Quando atribuí a este artigo o título “NÃO SOMOS CARRUAGEM, NEM COCHEIROS”, quis dizer exatamente que, quando os cães correm atrás da carruagem e ela pára, os mesmos não sabem o que fazer e , ainda que a mordam, nenhum efeito surtirá, por ser um objeto sem vida e o cocheiro  -  seu condutor  -   por estar lá em cima fica protegido do ataque, como também os animais de sua tração, porque o alvo maior é o que chama a atenção, no caso, a CARRUAGEM. Por isso, como também servidor público que sou e sujeito aos mesmos preceitos legais, queixo-me da falta de proteção aos servidores, enquanto aquele veículo antigo, exótico e até charmoso, alvo de constantes ataques gratuitos por onde trafega, nunca chega a ser atingido, nós, ao contrário, estamos sendo constantemente atacados com sucesso em todas as frentes e de todas as formas e  meios e nem sempre podemos nos defender, como no caso presente., ante as vicissitudes anunciadas; se na metáfora acima, a busca dos cães, que é o ataque, não se consuma, já, no caso dos servidores públicos, os objetivos buscados sempre se consumam, com as informações prestadas via acesso virtual.

A continuar as coisas como estão, em pouco tempo assistiremos a movimentos de greve e paralisações no serviço público por razões inusitadas, cuja pauta não será mais por melhorias das condições de trabalho, nem por melhor remuneração e sim, por respeito e proteção à privacidade e à intimidade e, por conseguinte, pela total proibição de acesso à informação funcional, todavia, como a esperança em dias melhores são os olhos e ouvidos voltados para o futuro, há em tramitação na Câmara dos Deputados um projeto de Decreto Legislativo que impede a divulgação dos salários dos servidores públicos, sob a alegação de “que a presidente Dilma Rousseff foi além das suas funções ao determinar a divulgação de uma exigência da lei que ainda não foi regulamentada”, segundo matéria publicada no Jornal Metrobrasil, edição de 04 de julho de 2012, página 03.
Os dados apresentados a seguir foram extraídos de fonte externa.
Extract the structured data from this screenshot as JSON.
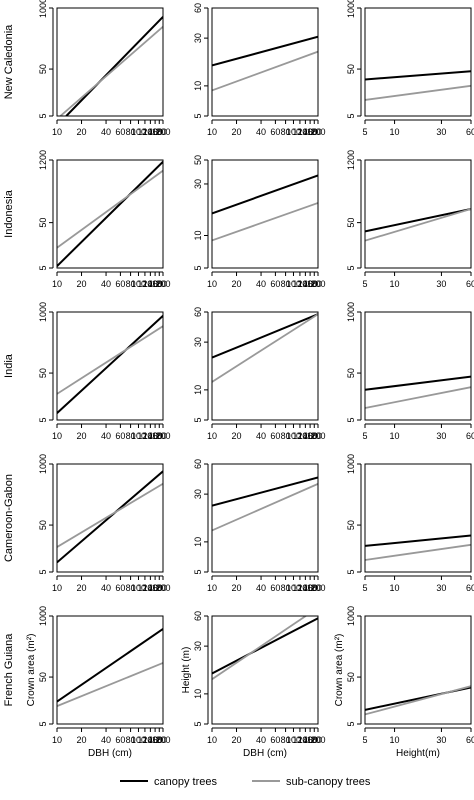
{
  "chart_data": {
    "type": "line",
    "rows": [
      {
        "label": "New Caledonia",
        "rows_idx": 0
      },
      {
        "label": "Indonesia",
        "rows_idx": 1
      },
      {
        "label": "India",
        "rows_idx": 2
      },
      {
        "label": "Cameroon-Gabon",
        "rows_idx": 3
      },
      {
        "label": "French Guiana",
        "rows_idx": 4
      }
    ],
    "columns": [
      {
        "xlabel": "DBH (cm)",
        "ylabel": "Crown area (m²)",
        "xscale": "log",
        "yscale": "log",
        "xlim": [
          10,
          200
        ],
        "xticks": [
          "10",
          "20",
          "40",
          "60",
          "80",
          "100",
          "120",
          "140",
          "160",
          "180",
          "200"
        ]
      },
      {
        "xlabel": "DBH (cm)",
        "ylabel": "Height (m)",
        "xscale": "log",
        "yscale": "log",
        "xlim": [
          10,
          200
        ],
        "xticks": [
          "10",
          "20",
          "40",
          "60",
          "80",
          "100",
          "120",
          "140",
          "160",
          "180",
          "200"
        ]
      },
      {
        "xlabel": "Height(m)",
        "ylabel": "Crown area (m²)",
        "xscale": "log",
        "yscale": "log",
        "xlim": [
          5,
          60
        ],
        "xticks": [
          "5",
          "10",
          "30",
          "60"
        ]
      }
    ],
    "panels": [
      [
        {
          "yticks": [
            "5",
            "50",
            "1000"
          ],
          "ylim": [
            5,
            1000
          ],
          "xlim": [
            10,
            200
          ],
          "series": [
            {
              "name": "canopy trees",
              "x": [
                13,
                200
              ],
              "y": [
                5,
                650
              ]
            },
            {
              "name": "sub-canopy trees",
              "x": [
                11,
                200
              ],
              "y": [
                5,
                400
              ]
            }
          ]
        },
        {
          "yticks": [
            "5",
            "10",
            "30",
            "60"
          ],
          "ylim": [
            5,
            60
          ],
          "xlim": [
            10,
            200
          ],
          "series": [
            {
              "name": "canopy trees",
              "x": [
                10,
                200
              ],
              "y": [
                16,
                31
              ]
            },
            {
              "name": "sub-canopy trees",
              "x": [
                10,
                200
              ],
              "y": [
                9,
                22
              ]
            }
          ]
        },
        {
          "yticks": [
            "5",
            "50",
            "1000"
          ],
          "ylim": [
            5,
            1000
          ],
          "xlim": [
            5,
            60
          ],
          "series": [
            {
              "name": "canopy trees",
              "x": [
                5,
                60
              ],
              "y": [
                30,
                45
              ]
            },
            {
              "name": "sub-canopy trees",
              "x": [
                5,
                60
              ],
              "y": [
                11,
                22
              ]
            }
          ]
        }
      ],
      [
        {
          "yticks": [
            "5",
            "50",
            "1200"
          ],
          "ylim": [
            5,
            1200
          ],
          "xlim": [
            10,
            200
          ],
          "series": [
            {
              "name": "canopy trees",
              "x": [
                10,
                200
              ],
              "y": [
                5.5,
                1100
              ]
            },
            {
              "name": "sub-canopy trees",
              "x": [
                10,
                200
              ],
              "y": [
                14,
                700
              ]
            }
          ]
        },
        {
          "yticks": [
            "5",
            "10",
            "30",
            "50"
          ],
          "ylim": [
            5,
            50
          ],
          "xlim": [
            10,
            200
          ],
          "series": [
            {
              "name": "canopy trees",
              "x": [
                10,
                200
              ],
              "y": [
                16,
                36
              ]
            },
            {
              "name": "sub-canopy trees",
              "x": [
                10,
                200
              ],
              "y": [
                9,
                20
              ]
            }
          ]
        },
        {
          "yticks": [
            "5",
            "50",
            "1200"
          ],
          "ylim": [
            5,
            1200
          ],
          "xlim": [
            5,
            60
          ],
          "series": [
            {
              "name": "canopy trees",
              "x": [
                5,
                60
              ],
              "y": [
                32,
                100
              ]
            },
            {
              "name": "sub-canopy trees",
              "x": [
                5,
                60
              ],
              "y": [
                20,
                100
              ]
            }
          ]
        }
      ],
      [
        {
          "yticks": [
            "5",
            "50",
            "1000"
          ],
          "ylim": [
            5,
            1000
          ],
          "xlim": [
            10,
            200
          ],
          "series": [
            {
              "name": "canopy trees",
              "x": [
                10,
                200
              ],
              "y": [
                7,
                830
              ]
            },
            {
              "name": "sub-canopy trees",
              "x": [
                10,
                200
              ],
              "y": [
                18,
                500
              ]
            }
          ]
        },
        {
          "yticks": [
            "5",
            "10",
            "30",
            "60"
          ],
          "ylim": [
            5,
            60
          ],
          "xlim": [
            10,
            200
          ],
          "series": [
            {
              "name": "canopy trees",
              "x": [
                10,
                200
              ],
              "y": [
                21,
                57
              ]
            },
            {
              "name": "sub-canopy trees",
              "x": [
                10,
                200
              ],
              "y": [
                12,
                57
              ]
            }
          ]
        },
        {
          "yticks": [
            "5",
            "50",
            "1000"
          ],
          "ylim": [
            5,
            1000
          ],
          "xlim": [
            5,
            60
          ],
          "series": [
            {
              "name": "canopy trees",
              "x": [
                5,
                60
              ],
              "y": [
                22,
                42
              ]
            },
            {
              "name": "sub-canopy trees",
              "x": [
                5,
                60
              ],
              "y": [
                9,
                25
              ]
            }
          ]
        }
      ],
      [
        {
          "yticks": [
            "5",
            "50",
            "1000"
          ],
          "ylim": [
            5,
            1000
          ],
          "xlim": [
            10,
            200
          ],
          "series": [
            {
              "name": "canopy trees",
              "x": [
                10,
                200
              ],
              "y": [
                8,
                700
              ]
            },
            {
              "name": "sub-canopy trees",
              "x": [
                10,
                200
              ],
              "y": [
                17,
                380
              ]
            }
          ]
        },
        {
          "yticks": [
            "5",
            "10",
            "30",
            "60"
          ],
          "ylim": [
            5,
            60
          ],
          "xlim": [
            10,
            200
          ],
          "series": [
            {
              "name": "canopy trees",
              "x": [
                10,
                200
              ],
              "y": [
                23,
                44
              ]
            },
            {
              "name": "sub-canopy trees",
              "x": [
                10,
                200
              ],
              "y": [
                13,
                38
              ]
            }
          ]
        },
        {
          "yticks": [
            "5",
            "50",
            "1000"
          ],
          "ylim": [
            5,
            1000
          ],
          "xlim": [
            5,
            60
          ],
          "series": [
            {
              "name": "canopy trees",
              "x": [
                5,
                60
              ],
              "y": [
                18,
                30
              ]
            },
            {
              "name": "sub-canopy trees",
              "x": [
                5,
                60
              ],
              "y": [
                9,
                19
              ]
            }
          ]
        }
      ],
      [
        {
          "yticks": [
            "5",
            "50",
            "1000"
          ],
          "ylim": [
            5,
            1000
          ],
          "xlim": [
            10,
            200
          ],
          "series": [
            {
              "name": "canopy trees",
              "x": [
                10,
                200
              ],
              "y": [
                15,
                530
              ]
            },
            {
              "name": "sub-canopy trees",
              "x": [
                10,
                200
              ],
              "y": [
                12,
                100
              ]
            }
          ]
        },
        {
          "yticks": [
            "5",
            "10",
            "30",
            "60"
          ],
          "ylim": [
            5,
            60
          ],
          "xlim": [
            10,
            200
          ],
          "series": [
            {
              "name": "canopy trees",
              "x": [
                10,
                200
              ],
              "y": [
                16,
                57
              ]
            },
            {
              "name": "sub-canopy trees",
              "x": [
                10,
                150
              ],
              "y": [
                14,
                62
              ]
            }
          ]
        },
        {
          "yticks": [
            "5",
            "50",
            "1000"
          ],
          "ylim": [
            5,
            1000
          ],
          "xlim": [
            5,
            60
          ],
          "series": [
            {
              "name": "canopy trees",
              "x": [
                5,
                60
              ],
              "y": [
                10,
                30
              ]
            },
            {
              "name": "sub-canopy trees",
              "x": [
                5,
                60
              ],
              "y": [
                8,
                32
              ]
            }
          ]
        }
      ]
    ],
    "legend": {
      "placement": "bottom",
      "items": [
        {
          "name": "canopy trees",
          "color": "#000000"
        },
        {
          "name": "sub-canopy trees",
          "color": "#999999"
        }
      ]
    },
    "colors": {
      "canopy trees": "#000000",
      "sub-canopy trees": "#999999"
    }
  }
}
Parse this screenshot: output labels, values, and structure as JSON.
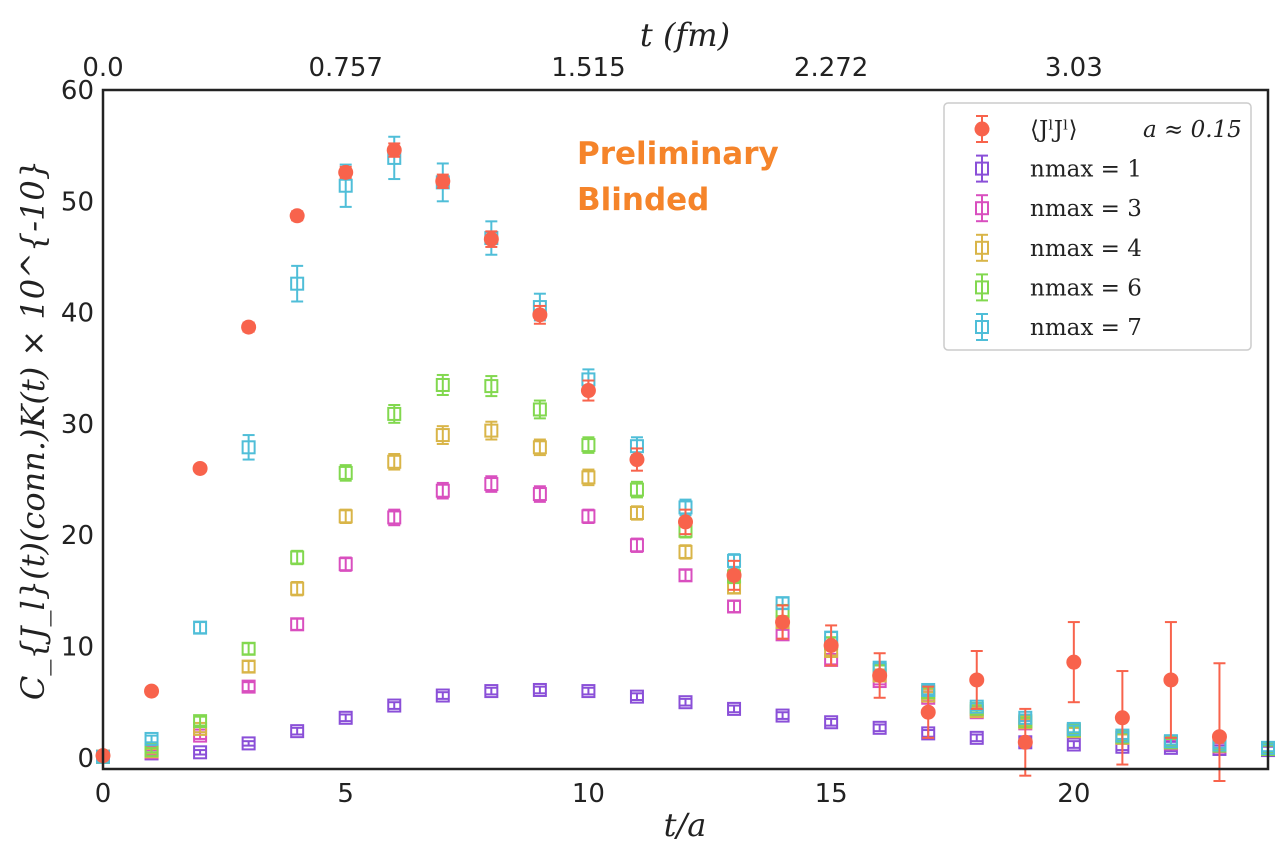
{
  "chart_data": {
    "type": "scatter",
    "title": "",
    "xlabel": "t/a",
    "ylabel": "C_{J_l}(t)(conn.)K(t) × 10^{-10}",
    "top_xlabel": "t (fm)",
    "xlim": [
      0,
      24
    ],
    "ylim": [
      -1,
      60
    ],
    "x_ticks": [
      0,
      5,
      10,
      15,
      20
    ],
    "x_tick_labels": [
      "0",
      "5",
      "10",
      "15",
      "20"
    ],
    "y_ticks": [
      0,
      10,
      20,
      30,
      40,
      50,
      60
    ],
    "y_tick_labels": [
      "0",
      "10",
      "20",
      "30",
      "40",
      "50",
      "60"
    ],
    "top_ticks": [
      0,
      5,
      10,
      15,
      20
    ],
    "top_tick_labels": [
      "0.0",
      "0.757",
      "1.515",
      "2.272",
      "3.03"
    ],
    "annotations": [
      "Preliminary",
      "Blinded"
    ],
    "legend_location": "top-right",
    "series": [
      {
        "name": "⟨J^l J^l⟩",
        "legend_text": "⟨JˡJˡ⟩",
        "legend_extra": "a ≈ 0.15",
        "color": "#f8634c",
        "marker": "circle",
        "x": [
          0,
          1,
          2,
          3,
          4,
          5,
          6,
          7,
          8,
          9,
          10,
          11,
          12,
          13,
          14,
          15,
          16,
          17,
          18,
          19,
          20,
          21,
          22,
          23
        ],
        "values": [
          0.2,
          6.0,
          26.0,
          38.7,
          48.7,
          52.6,
          54.6,
          51.8,
          46.6,
          39.8,
          33.0,
          26.8,
          21.2,
          16.4,
          12.2,
          10.1,
          7.4,
          4.1,
          7.0,
          1.4,
          8.6,
          3.6,
          7.0,
          1.9
        ],
        "errors": [
          0.1,
          0.3,
          0.3,
          0.4,
          0.4,
          0.5,
          0.6,
          0.6,
          0.7,
          0.8,
          0.9,
          1.0,
          1.1,
          1.3,
          1.5,
          1.8,
          2.0,
          2.3,
          2.6,
          3.0,
          3.6,
          4.2,
          5.2,
          6.6
        ]
      },
      {
        "name": "n_max = 1",
        "legend_text": "nmax = 1",
        "color": "#8a4fd8",
        "marker": "open-square",
        "x": [
          0,
          1,
          2,
          3,
          4,
          5,
          6,
          7,
          8,
          9,
          10,
          11,
          12,
          13,
          14,
          15,
          16,
          17,
          18,
          19,
          20,
          21,
          22,
          23,
          24
        ],
        "values": [
          0.1,
          0.4,
          0.5,
          1.3,
          2.4,
          3.6,
          4.7,
          5.6,
          6.0,
          6.1,
          6.0,
          5.5,
          5.0,
          4.4,
          3.8,
          3.2,
          2.7,
          2.2,
          1.8,
          1.4,
          1.2,
          1.0,
          0.9,
          0.8,
          0.7
        ],
        "errors": [
          0.05,
          0.1,
          0.2,
          0.2,
          0.3,
          0.3,
          0.3,
          0.3,
          0.3,
          0.3,
          0.3,
          0.3,
          0.3,
          0.3,
          0.3,
          0.3,
          0.3,
          0.3,
          0.3,
          0.3,
          0.3,
          0.3,
          0.3,
          0.3,
          0.3
        ]
      },
      {
        "name": "n_max = 3",
        "legend_text": "nmax = 3",
        "color": "#d94fbf",
        "marker": "open-square",
        "x": [
          0,
          1,
          2,
          3,
          4,
          5,
          6,
          7,
          8,
          9,
          10,
          11,
          12,
          13,
          14,
          15,
          16,
          17,
          18,
          19,
          20,
          21,
          22,
          23,
          24
        ],
        "values": [
          0.1,
          0.5,
          2.0,
          6.4,
          12.0,
          17.4,
          21.6,
          24.0,
          24.6,
          23.7,
          21.7,
          19.1,
          16.4,
          13.6,
          11.1,
          8.8,
          6.9,
          5.4,
          4.1,
          3.1,
          2.4,
          1.8,
          1.3,
          1.0,
          0.8
        ],
        "errors": [
          0.05,
          0.2,
          0.3,
          0.4,
          0.5,
          0.6,
          0.7,
          0.7,
          0.7,
          0.7,
          0.6,
          0.6,
          0.5,
          0.5,
          0.4,
          0.4,
          0.3,
          0.3,
          0.3,
          0.3,
          0.3,
          0.3,
          0.3,
          0.3,
          0.3
        ]
      },
      {
        "name": "n_max = 4",
        "legend_text": "nmax = 4",
        "color": "#d9b548",
        "marker": "open-square",
        "x": [
          0,
          1,
          2,
          3,
          4,
          5,
          6,
          7,
          8,
          9,
          10,
          11,
          12,
          13,
          14,
          15,
          16,
          17,
          18,
          19,
          20,
          21,
          22,
          23,
          24
        ],
        "values": [
          0.1,
          0.6,
          2.6,
          8.2,
          15.2,
          21.7,
          26.6,
          29.0,
          29.4,
          27.9,
          25.2,
          22.0,
          18.5,
          15.3,
          12.2,
          9.6,
          7.4,
          5.6,
          4.2,
          3.2,
          2.4,
          1.8,
          1.4,
          1.1,
          0.8
        ],
        "errors": [
          0.05,
          0.2,
          0.3,
          0.5,
          0.6,
          0.6,
          0.7,
          0.8,
          0.8,
          0.7,
          0.7,
          0.6,
          0.6,
          0.5,
          0.5,
          0.4,
          0.4,
          0.3,
          0.3,
          0.3,
          0.3,
          0.3,
          0.3,
          0.3,
          0.3
        ]
      },
      {
        "name": "n_max = 6",
        "legend_text": "nmax = 6",
        "color": "#82d84f",
        "marker": "open-square",
        "x": [
          0,
          1,
          2,
          3,
          4,
          5,
          6,
          7,
          8,
          9,
          10,
          11,
          12,
          13,
          14,
          15,
          16,
          17,
          18,
          19,
          20,
          21,
          22,
          23,
          24
        ],
        "values": [
          0.1,
          0.7,
          3.3,
          9.8,
          18.0,
          25.6,
          30.9,
          33.5,
          33.4,
          31.3,
          28.1,
          24.1,
          20.4,
          16.3,
          13.2,
          10.3,
          7.9,
          5.9,
          4.4,
          3.3,
          2.5,
          1.9,
          1.4,
          1.1,
          0.8
        ],
        "errors": [
          0.05,
          0.2,
          0.4,
          0.5,
          0.6,
          0.7,
          0.8,
          0.9,
          0.9,
          0.8,
          0.7,
          0.7,
          0.6,
          0.6,
          0.5,
          0.5,
          0.4,
          0.4,
          0.3,
          0.3,
          0.3,
          0.3,
          0.3,
          0.3,
          0.3
        ]
      },
      {
        "name": "n_max = 7",
        "legend_text": "nmax = 7",
        "color": "#4fbed8",
        "marker": "open-square",
        "x": [
          0,
          1,
          2,
          3,
          4,
          5,
          6,
          7,
          8,
          9,
          10,
          11,
          12,
          13,
          14,
          15,
          16,
          17,
          18,
          19,
          20,
          21,
          22,
          23,
          24
        ],
        "values": [
          0.1,
          1.7,
          11.7,
          27.9,
          42.6,
          51.4,
          53.9,
          51.7,
          46.7,
          40.5,
          34.0,
          28.0,
          22.5,
          17.7,
          13.9,
          10.8,
          8.1,
          6.1,
          4.6,
          3.6,
          2.6,
          2.0,
          1.5,
          1.2,
          0.9
        ],
        "errors": [
          0.05,
          0.3,
          0.5,
          1.1,
          1.6,
          1.9,
          1.9,
          1.7,
          1.5,
          1.2,
          0.9,
          0.8,
          0.7,
          0.6,
          0.5,
          0.5,
          0.4,
          0.4,
          0.3,
          0.3,
          0.3,
          0.3,
          0.3,
          0.3,
          0.3
        ]
      }
    ]
  }
}
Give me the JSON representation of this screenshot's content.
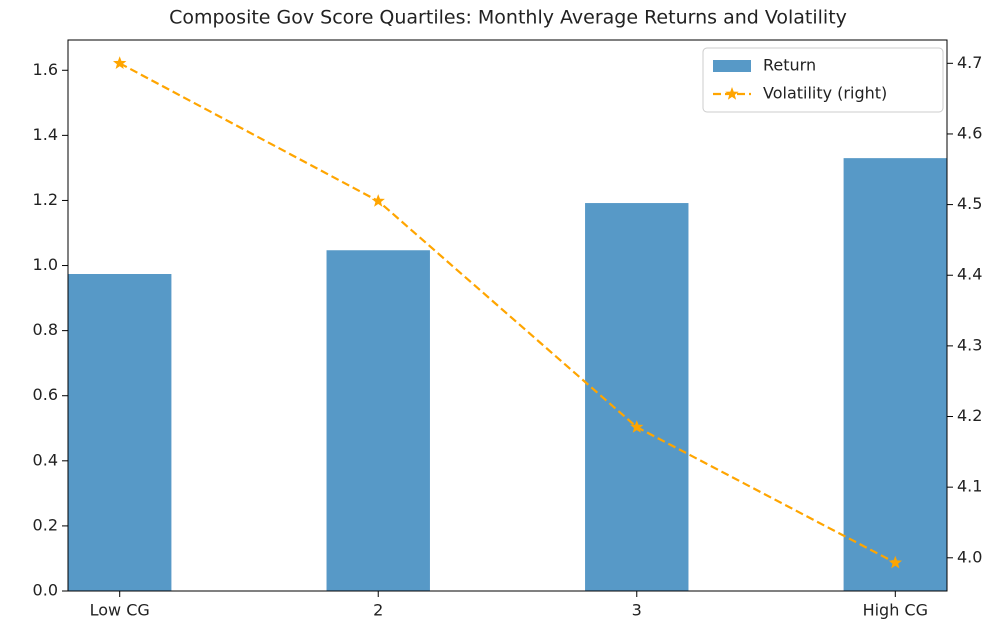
{
  "chart_data": {
    "type": "bar",
    "title": "Composite Gov Score Quartiles: Monthly Average Returns and Volatility",
    "categories": [
      "Low CG",
      "2",
      "3",
      "High CG"
    ],
    "series": [
      {
        "name": "Return",
        "type": "bar",
        "color": "#5799c7",
        "values": [
          0.974,
          1.047,
          1.192,
          1.33
        ]
      },
      {
        "name": "Volatility (right)",
        "type": "line",
        "axis": "y2",
        "color": "#ffa500",
        "values": [
          4.7,
          4.505,
          4.185,
          3.993
        ]
      }
    ],
    "ylim": [
      0,
      1.693
    ],
    "yticks": [
      {
        "value": 0,
        "label": "0.0"
      },
      0.2,
      0.4,
      0.6,
      0.8,
      {
        "value": 1,
        "label": "1.0"
      },
      1.2,
      1.4,
      1.6
    ],
    "y2lim": [
      3.953,
      4.733
    ],
    "y2ticks": [
      {
        "value": 4,
        "label": "4.0"
      },
      4.1,
      4.2,
      4.3,
      4.4,
      4.5,
      4.6,
      4.7
    ],
    "legend": "upper right"
  }
}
Assim, como a esperança é a última que morre, além das tentativas via Judiciário, resta-nos apenas esperar e torcer para que esse decreto legislativo seja logo votado, aprovado e publicado e, o principal  -  que entre em vigor imediatamente após sua publicação, sem mais um “vacatio legis” e  que possamos voltar a viver em paz.

Lázaro M. de Alcântara
                 Delegado de Polícia Aposentado da PCDF e Advogado.